I've been using Linq-to-SQL for quite awhile and it works great. However, lately I've been experimenting with using it to pull really large amounts of data and am running across some issues. (Of course, I understand that L2S may not be the right tool for this particular kind of processing, but that's why I'm experimenting - to find its limits.)
Here's a code sample:
var buf = new StringBuilder();
var dc = new DataContext(AppSettings.ConnectionString);
var records = from a in dc.GetTable<MyReallyBigTable>() where a.State == "OH" select a;
var i = 0;
foreach (var record in records) {
buf.AppendLine(record.ID.ToString());
i += 1;
if (i > 3) {
break; // Takes forever...
}
}
Once I start iterating over the data, the query executes as expected. When stepping through the code, I enter the loop right away which is exactly what I hoped for - that means that L2S appears to be using a DataReader behind the scenes instead of pulling all the data first. However, once I get to the break, the query continues to run and pull all the rest of the records. Here are my questions for the SO community:
1.) Is there a way to stop Linq-to-SQL from finishing execution of a really big query in the middle the way you can with a DataReader?

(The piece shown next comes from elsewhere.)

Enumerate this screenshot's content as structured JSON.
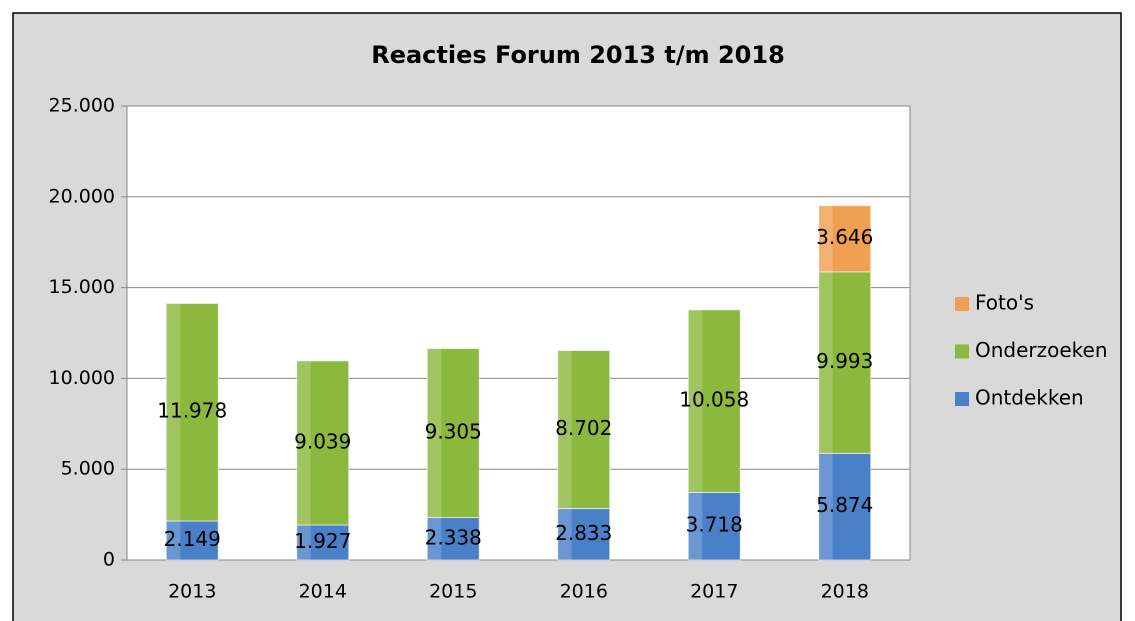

2.) If you execute a large Linq-to-SQL query, is there a way to prevent the DataContext from filling up with change tracking information for every object returned. Basically, instead of filling up memory, can I do a large query with short object lifecycles the way you can with DataReader techniques?

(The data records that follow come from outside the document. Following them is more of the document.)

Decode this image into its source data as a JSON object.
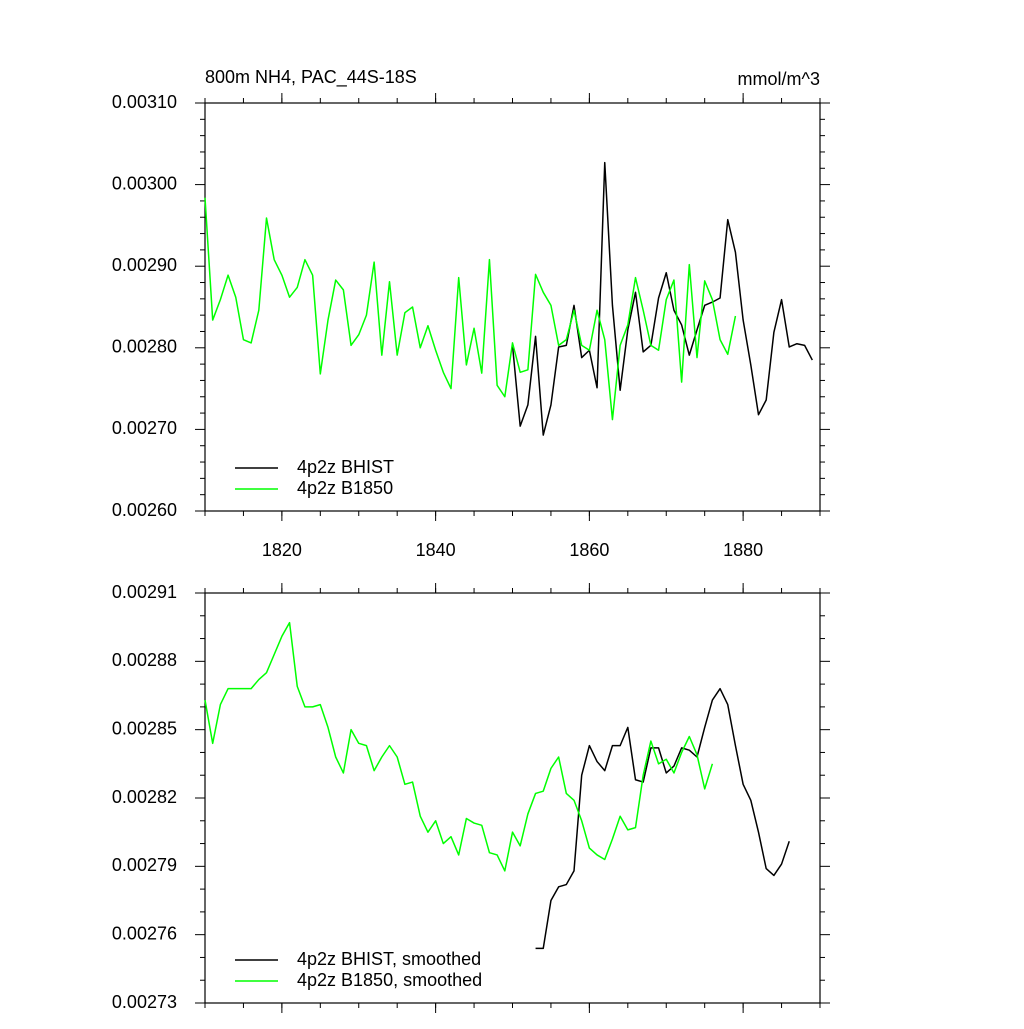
{
  "chart_data": [
    {
      "type": "line",
      "title": "800m NH4, PAC_44S-18S",
      "right_title": "mmol/m^3",
      "xlim": [
        1810,
        1890
      ],
      "xticks": [
        1820,
        1840,
        1860,
        1880
      ],
      "xtick_labels": true,
      "ylim": [
        0.0026,
        0.0031
      ],
      "yticks": [
        {
          "value": 0.0026,
          "label": "0.00260"
        },
        {
          "value": 0.0027,
          "label": "0.00270"
        },
        {
          "value": 0.0028,
          "label": "0.00280"
        },
        {
          "value": 0.0029,
          "label": "0.00290"
        },
        {
          "value": 0.003,
          "label": "0.00300"
        },
        {
          "value": 0.0031,
          "label": "0.00310"
        }
      ],
      "legend": "lower left",
      "series": [
        {
          "name": "4p2z BHIST",
          "color": "#000000",
          "x": [
            1850,
            1851,
            1852,
            1853,
            1854,
            1855,
            1856,
            1857,
            1858,
            1859,
            1860,
            1861,
            1862,
            1863,
            1864,
            1865,
            1866,
            1867,
            1868,
            1869,
            1870,
            1871,
            1872,
            1873,
            1874,
            1875,
            1876,
            1877,
            1878,
            1879,
            1880,
            1881,
            1882,
            1883,
            1884,
            1885,
            1886,
            1887,
            1888,
            1889
          ],
          "values": [
            0.002803,
            0.002704,
            0.00273,
            0.002814,
            0.002693,
            0.00273,
            0.002801,
            0.002803,
            0.002852,
            0.002788,
            0.002797,
            0.002751,
            0.003027,
            0.002852,
            0.002748,
            0.002822,
            0.002868,
            0.002795,
            0.002803,
            0.002861,
            0.002892,
            0.002846,
            0.002828,
            0.002791,
            0.002822,
            0.002852,
            0.002856,
            0.002861,
            0.002957,
            0.002917,
            0.002834,
            0.002779,
            0.002718,
            0.002736,
            0.002819,
            0.002859,
            0.002801,
            0.002805,
            0.002803,
            0.002785
          ]
        },
        {
          "name": "4p2z B1850",
          "color": "#00ff00",
          "x": [
            1810,
            1811,
            1812,
            1813,
            1814,
            1815,
            1816,
            1817,
            1818,
            1819,
            1820,
            1821,
            1822,
            1823,
            1824,
            1825,
            1826,
            1827,
            1828,
            1829,
            1830,
            1831,
            1832,
            1833,
            1834,
            1835,
            1836,
            1837,
            1838,
            1839,
            1840,
            1841,
            1842,
            1843,
            1844,
            1845,
            1846,
            1847,
            1848,
            1849,
            1850,
            1851,
            1852,
            1853,
            1854,
            1855,
            1856,
            1857,
            1858,
            1859,
            1860,
            1861,
            1862,
            1863,
            1864,
            1865,
            1866,
            1867,
            1868,
            1869,
            1870,
            1871,
            1872,
            1873,
            1874,
            1875,
            1876,
            1877,
            1878,
            1879
          ],
          "values": [
            0.002984,
            0.002834,
            0.002859,
            0.002889,
            0.002862,
            0.00281,
            0.002806,
            0.002846,
            0.002959,
            0.002908,
            0.002889,
            0.002862,
            0.002874,
            0.002908,
            0.002889,
            0.002768,
            0.002834,
            0.002883,
            0.002871,
            0.002803,
            0.002816,
            0.00284,
            0.002905,
            0.002791,
            0.002881,
            0.002791,
            0.002843,
            0.00285,
            0.0028,
            0.002827,
            0.002797,
            0.00277,
            0.00275,
            0.002886,
            0.002779,
            0.002824,
            0.002769,
            0.002908,
            0.002754,
            0.00274,
            0.002806,
            0.00277,
            0.002773,
            0.00289,
            0.002868,
            0.002852,
            0.002803,
            0.00281,
            0.002846,
            0.002803,
            0.002797,
            0.002846,
            0.00281,
            0.002712,
            0.002803,
            0.002828,
            0.002886,
            0.002846,
            0.002803,
            0.002797,
            0.002859,
            0.002883,
            0.002758,
            0.002902,
            0.002788,
            0.002882,
            0.002859,
            0.00281,
            0.002792,
            0.002839
          ]
        }
      ]
    },
    {
      "type": "line",
      "xlim": [
        1810,
        1890
      ],
      "xticks": [
        1820,
        1840,
        1860,
        1880
      ],
      "xtick_labels": false,
      "ylim": [
        0.00273,
        0.00291
      ],
      "yticks": [
        0.00273,
        0.00276,
        0.00279,
        0.00282,
        0.00285,
        0.00288,
        0.00291
      ],
      "legend": "lower left",
      "series": [
        {
          "name": "4p2z BHIST, smoothed",
          "color": "#000000",
          "x": [
            1853,
            1854,
            1855,
            1856,
            1857,
            1858,
            1859,
            1860,
            1861,
            1862,
            1863,
            1864,
            1865,
            1866,
            1867,
            1868,
            1869,
            1870,
            1871,
            1872,
            1873,
            1874,
            1875,
            1876,
            1877,
            1878,
            1879,
            1880,
            1881,
            1882,
            1883,
            1884,
            1885,
            1886
          ],
          "values": [
            0.002754,
            0.002754,
            0.002775,
            0.002781,
            0.002782,
            0.002788,
            0.00283,
            0.002843,
            0.002836,
            0.002832,
            0.002843,
            0.002843,
            0.002851,
            0.002828,
            0.002827,
            0.002842,
            0.002842,
            0.002831,
            0.002834,
            0.002842,
            0.002841,
            0.002838,
            0.002851,
            0.002863,
            0.002868,
            0.002861,
            0.002843,
            0.002826,
            0.002819,
            0.002805,
            0.002789,
            0.002786,
            0.002791,
            0.002801
          ]
        },
        {
          "name": "4p2z B1850, smoothed",
          "color": "#00ff00",
          "x": [
            1810,
            1811,
            1812,
            1813,
            1814,
            1815,
            1816,
            1817,
            1818,
            1819,
            1820,
            1821,
            1822,
            1823,
            1824,
            1825,
            1826,
            1827,
            1828,
            1829,
            1830,
            1831,
            1832,
            1833,
            1834,
            1835,
            1836,
            1837,
            1838,
            1839,
            1840,
            1841,
            1842,
            1843,
            1844,
            1845,
            1846,
            1847,
            1848,
            1849,
            1850,
            1851,
            1852,
            1853,
            1854,
            1855,
            1856,
            1857,
            1858,
            1859,
            1860,
            1861,
            1862,
            1863,
            1864,
            1865,
            1866,
            1867,
            1868,
            1869,
            1870,
            1871,
            1872,
            1873,
            1874,
            1875,
            1876
          ],
          "values": [
            0.002863,
            0.002844,
            0.002861,
            0.002868,
            0.002868,
            0.002868,
            0.002868,
            0.002872,
            0.002875,
            0.002883,
            0.002891,
            0.002897,
            0.002869,
            0.00286,
            0.00286,
            0.002861,
            0.002851,
            0.002838,
            0.002831,
            0.00285,
            0.002844,
            0.002843,
            0.002832,
            0.002838,
            0.002843,
            0.002838,
            0.002826,
            0.002827,
            0.002812,
            0.002805,
            0.00281,
            0.0028,
            0.002803,
            0.002795,
            0.002811,
            0.002809,
            0.002808,
            0.002796,
            0.002795,
            0.002788,
            0.002805,
            0.002799,
            0.002813,
            0.002822,
            0.002823,
            0.002833,
            0.002838,
            0.002822,
            0.002819,
            0.00281,
            0.002798,
            0.002795,
            0.002793,
            0.002802,
            0.002812,
            0.002806,
            0.002807,
            0.00283,
            0.002845,
            0.002835,
            0.002837,
            0.002831,
            0.00284,
            0.002847,
            0.002839,
            0.002824,
            0.002835
          ]
        }
      ]
    }
  ]
}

I'm okay if this isn't functionality built-in to the DataContext itself and requires extending the functionality with some customization. I'm just looking to leverage the simplicity and power of Linq for large queries for nightly processing tasks instead of relying on T-SQL for everything.
1.) Is there a way to stop Linq-to-SQL from finishing execution of a really
big query in the middle the way you
can with a DataReader?
Not quite. Once the query is finally executed the underlying SQL statement is returning a result set of matching records. The query is deferred up till that point, but not during traversal.
For your example you could simply use records.Take(3) but I understand your actual logic to halt the process might be external to SQL or not easily translatable.
You could use a combination approach by building a strongly typed LINQ query then executing it with old fashioned ADO.NET. The downside is you lose the mapping to the class and have to manually deal with the SqlDataReader results. An example of this is shown below:
var query = from c in Customers
where c.ID < 15
select c;
using (var command = dc.GetCommand(query))
{
command.Connection.Open();
using (var reader = command.ExecuteReader())
{
int i = 0;
while (reader.Read())
{
Customer c = new Customer();
c.ID = reader.GetInt32(reader.GetOrdinal("ID"));
c.Name = reader.GetString(reader.GetOrdinal("Name"));
Console.WriteLine("{0}: {1}", c.ID, c.Name);
i++;
if (i > 3)
break;
}
}
}
2.) If you execute a large Linq-to-SQL query, is there a way to prevent the
DataContext from filling up with
change tracking information for every
object returned.
If your intention for a particular query is to use it for read-only purposes then you could disable object tracking to increase performance by setting the DataContext.ObjectTrackingEnabled property to false:
using (var dc = new MyDataContext())
{
dc.ObjectTrackingEnabled = false;
// do stuff
}
You can also read this MSDN topic: How to: Retrieve Information As Read-Only (LINQ to SQL).